Genève : - L'Observateur Euro-Méditerranéen des Droits de l'Homme a condamné l’assassinat d’un journaliste irakien, Ahmed Abdul Samad, et du caméraman, Safaa Ghali, à Bassora, vendredi, par des inconnus armés. L’assassinat d’Abdul Samad est survenu après sa critique des pratiques brutales du gouvernement irakien contre les manifestants.

 

   L’assassinat est un "terrible meurtre" dont l’Irak a été témoin au milieu de la répression systématique des manifestations contre la corruption depuis octobre dernier.   
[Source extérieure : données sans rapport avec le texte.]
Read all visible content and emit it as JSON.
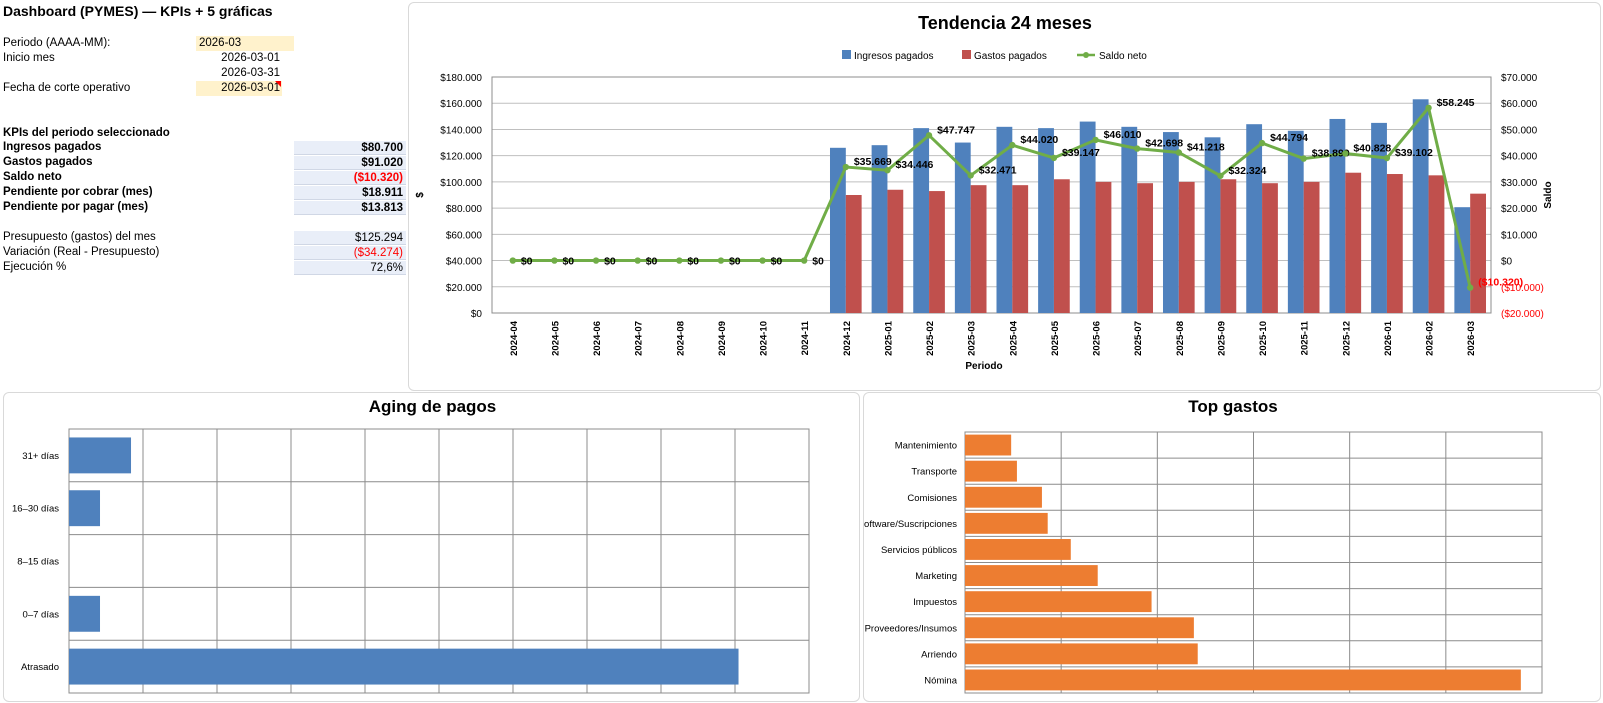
{
  "sheet": {
    "title": "Dashboard (PYMES) — KPIs + 5 gráficas",
    "periodo_label": "Periodo (AAAA-MM):",
    "periodo_value": "2026-03",
    "inicio_label": "Inicio mes",
    "inicio_value": "2026-03-01",
    "fin_value": "2026-03-31",
    "corte_label": "Fecha de corte operativo",
    "corte_value": "2026-03-01",
    "kpis_heading": "KPIs del periodo seleccionado",
    "kpis": [
      {
        "label": "Ingresos pagados",
        "value": "$80.700",
        "negative": false
      },
      {
        "label": "Gastos pagados",
        "value": "$91.020",
        "negative": false
      },
      {
        "label": "Saldo neto",
        "value": "($10.320)",
        "negative": true
      },
      {
        "label": "Pendiente por cobrar (mes)",
        "value": "$18.911",
        "negative": false
      },
      {
        "label": "Pendiente por pagar (mes)",
        "value": "$13.813",
        "negative": false
      }
    ],
    "budget": [
      {
        "label": "Presupuesto (gastos) del mes",
        "value": "$125.294",
        "negative": false
      },
      {
        "label": "Variación (Real - Presupuesto)",
        "value": "($34.274)",
        "negative": true
      },
      {
        "label": "Ejecución %",
        "value": "72,6%",
        "negative": false
      }
    ]
  },
  "chart_data": [
    {
      "type": "bar",
      "title": "Tendencia 24 meses",
      "xlabel": "Periodo",
      "ylabel": "$",
      "y2label": "Saldo",
      "ylim": [
        0,
        180000
      ],
      "y2lim": [
        -20000,
        70000
      ],
      "yticks": [
        "$0",
        "$20.000",
        "$40.000",
        "$60.000",
        "$80.000",
        "$100.000",
        "$120.000",
        "$140.000",
        "$160.000",
        "$180.000"
      ],
      "y2ticks": [
        "($20.000)",
        "($10.000)",
        "$0",
        "$10.000",
        "$20.000",
        "$30.000",
        "$40.000",
        "$50.000",
        "$60.000",
        "$70.000"
      ],
      "legend_position": "top",
      "categories": [
        "2024-04",
        "2024-05",
        "2024-06",
        "2024-07",
        "2024-08",
        "2024-09",
        "2024-10",
        "2024-11",
        "2024-12",
        "2025-01",
        "2025-02",
        "2025-03",
        "2025-04",
        "2025-05",
        "2025-06",
        "2025-07",
        "2025-08",
        "2025-09",
        "2025-10",
        "2025-11",
        "2025-12",
        "2026-01",
        "2026-02",
        "2026-03"
      ],
      "series": [
        {
          "name": "Ingresos pagados",
          "kind": "bar",
          "color": "#4f81bd",
          "values": [
            0,
            0,
            0,
            0,
            0,
            0,
            0,
            0,
            126000,
            128000,
            141000,
            130000,
            142000,
            141000,
            146000,
            142000,
            138000,
            134000,
            144000,
            139000,
            148000,
            145000,
            163000,
            80700
          ]
        },
        {
          "name": "Gastos pagados",
          "kind": "bar",
          "color": "#c0504d",
          "values": [
            0,
            0,
            0,
            0,
            0,
            0,
            0,
            0,
            90000,
            94000,
            93000,
            97500,
            97500,
            102000,
            100000,
            99000,
            100000,
            102000,
            99000,
            100000,
            107000,
            106000,
            105000,
            91020
          ]
        },
        {
          "name": "Saldo neto",
          "kind": "line",
          "axis": "secondary",
          "color": "#70ad47",
          "values": [
            0,
            0,
            0,
            0,
            0,
            0,
            0,
            0,
            35669,
            34446,
            47747,
            32471,
            44020,
            39147,
            46010,
            42698,
            41218,
            32324,
            44794,
            38899,
            40828,
            39102,
            58245,
            -10320
          ],
          "labels": [
            "$0",
            "$0",
            "$0",
            "$0",
            "$0",
            "$0",
            "$0",
            "$0",
            "$35.669",
            "$34.446",
            "$47.747",
            "$32.471",
            "$44.020",
            "$39.147",
            "$46.010",
            "$42.698",
            "$41.218",
            "$32.324",
            "$44.794",
            "$38.899",
            "$40.828",
            "$39.102",
            "$58.245",
            "($10.320)"
          ]
        }
      ]
    },
    {
      "type": "bar",
      "orientation": "horizontal",
      "title": "Aging de pagos",
      "categories": [
        "31+ días",
        "16–30 días",
        "8–15 días",
        "0–7 días",
        "Atrasado"
      ],
      "values": [
        880,
        440,
        0,
        440,
        9500
      ],
      "xlim": [
        0,
        10500
      ],
      "grid": true,
      "color": "#4f81bd"
    },
    {
      "type": "bar",
      "orientation": "horizontal",
      "title": "Top gastos",
      "categories": [
        "Mantenimiento",
        "Transporte",
        "Comisiones",
        "Software/Suscripciones",
        "Servicios públicos",
        "Marketing",
        "Impuestos",
        "Proveedores/Insumos",
        "Arriendo",
        "Nómina"
      ],
      "values": [
        2400,
        2700,
        4000,
        4300,
        5500,
        6900,
        9700,
        11900,
        12100,
        28900
      ],
      "xlim": [
        0,
        30000
      ],
      "grid": true,
      "color": "#ed7d31"
    }
  ]
}
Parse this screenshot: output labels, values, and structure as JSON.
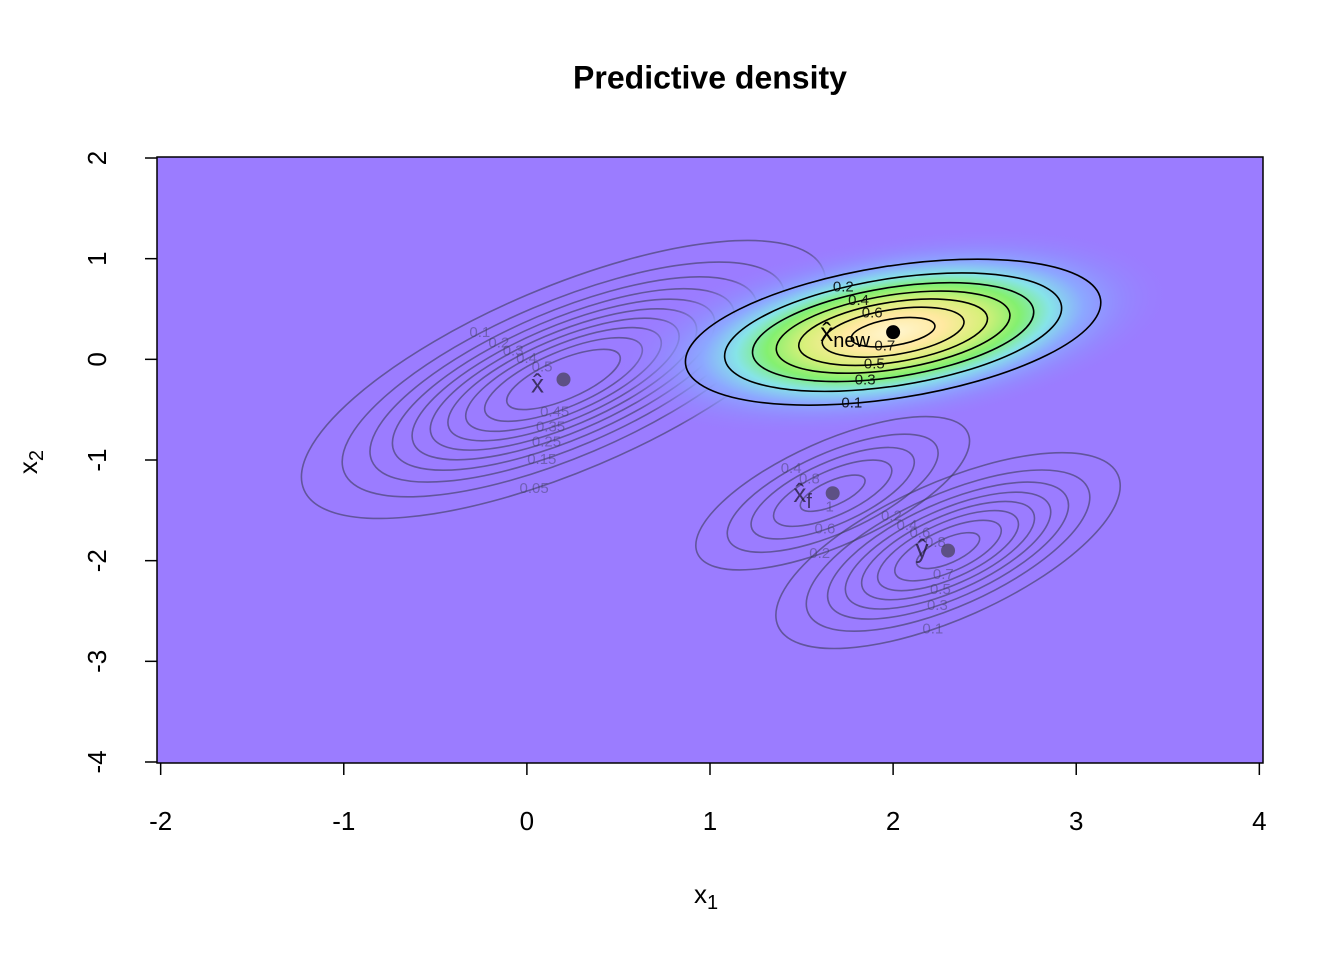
{
  "chart_data": {
    "type": "contour",
    "title": "Predictive density",
    "x_label": {
      "text": "x",
      "sub": "1"
    },
    "y_label": {
      "text": "x",
      "sub": "2"
    },
    "xlim": [
      -2.02,
      4.02
    ],
    "xticks": [
      -2,
      -1,
      0,
      1,
      2,
      3,
      4
    ],
    "ylim": [
      -4.01,
      2.01
    ],
    "yticks": [
      -4,
      -3,
      -2,
      -1,
      0,
      1,
      2
    ],
    "background": "#9b7cff",
    "groups": [
      {
        "label": "x̂",
        "sub": "",
        "x": 0.2,
        "y": -0.2,
        "color": "#3c3c5a",
        "heatmap": false,
        "levels": [
          0.05,
          0.1,
          0.15,
          0.2,
          0.25,
          0.3,
          0.35,
          0.4,
          0.45,
          0.5
        ]
      },
      {
        "label": "x̂",
        "sub": "new",
        "x": 2.0,
        "y": 0.27,
        "color": "#000000",
        "heatmap": true,
        "levels": [
          0.1,
          0.2,
          0.3,
          0.4,
          0.5,
          0.6,
          0.7
        ]
      },
      {
        "label": "x̂",
        "sub": "f",
        "x": 1.67,
        "y": -1.33,
        "color": "#3c3c5a",
        "heatmap": false,
        "levels": [
          0.2,
          0.4,
          0.6,
          0.8,
          1
        ]
      },
      {
        "label": "ŷ",
        "sub": "",
        "x": 2.3,
        "y": -1.9,
        "color": "#3c3c5a",
        "heatmap": false,
        "levels": [
          0.1,
          0.2,
          0.3,
          0.4,
          0.5,
          0.6,
          0.7,
          0.8
        ]
      }
    ]
  }
}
Nada Nabil, une porte-parole de l’Euro-Med Monitor


Euro-Med a déclaré qu’Ahmed Abdul Samad, et Safaa Ghali, qui travaillaient pour le Dijlah TV, Ils ont été tués par balle dans leur voiture alors qu’ils quittaient le site de protestation à Bassora, au sud de la capitale irakienne Bagdad.

Nada Nabil, porte-parole de l’Euro-Med, a soulevé des questions sur l’indice de la liberté d’expression en Irak, affirmant que l’assassinat des deux journalistes est un "dernier clou dans le cercueil de la liberté de la presse en Irak," notant que l’opération a eu lieu peu de temps après la vidéo enregistrée par Abdul Samad dans laquelle il a critiqué les pratiques suppressives contre les manifestants et a remis en question les manières discriminatoires raciales de traiter avec les manifestants qui ont manifesté pour améliorer leurs conditions de vie et ceux qui ont manifesté pour l’Iran.

 

Il est à noter que les manifestants à Bassora ont été exposés à l’incitation par le chef des opérations des services de sécurité à Bassora, Rashid Falih, qui les a qualifiés d’espions et traîtres et a émis arbitrairement des ordres d’arrestation contre un groupe de manifestants.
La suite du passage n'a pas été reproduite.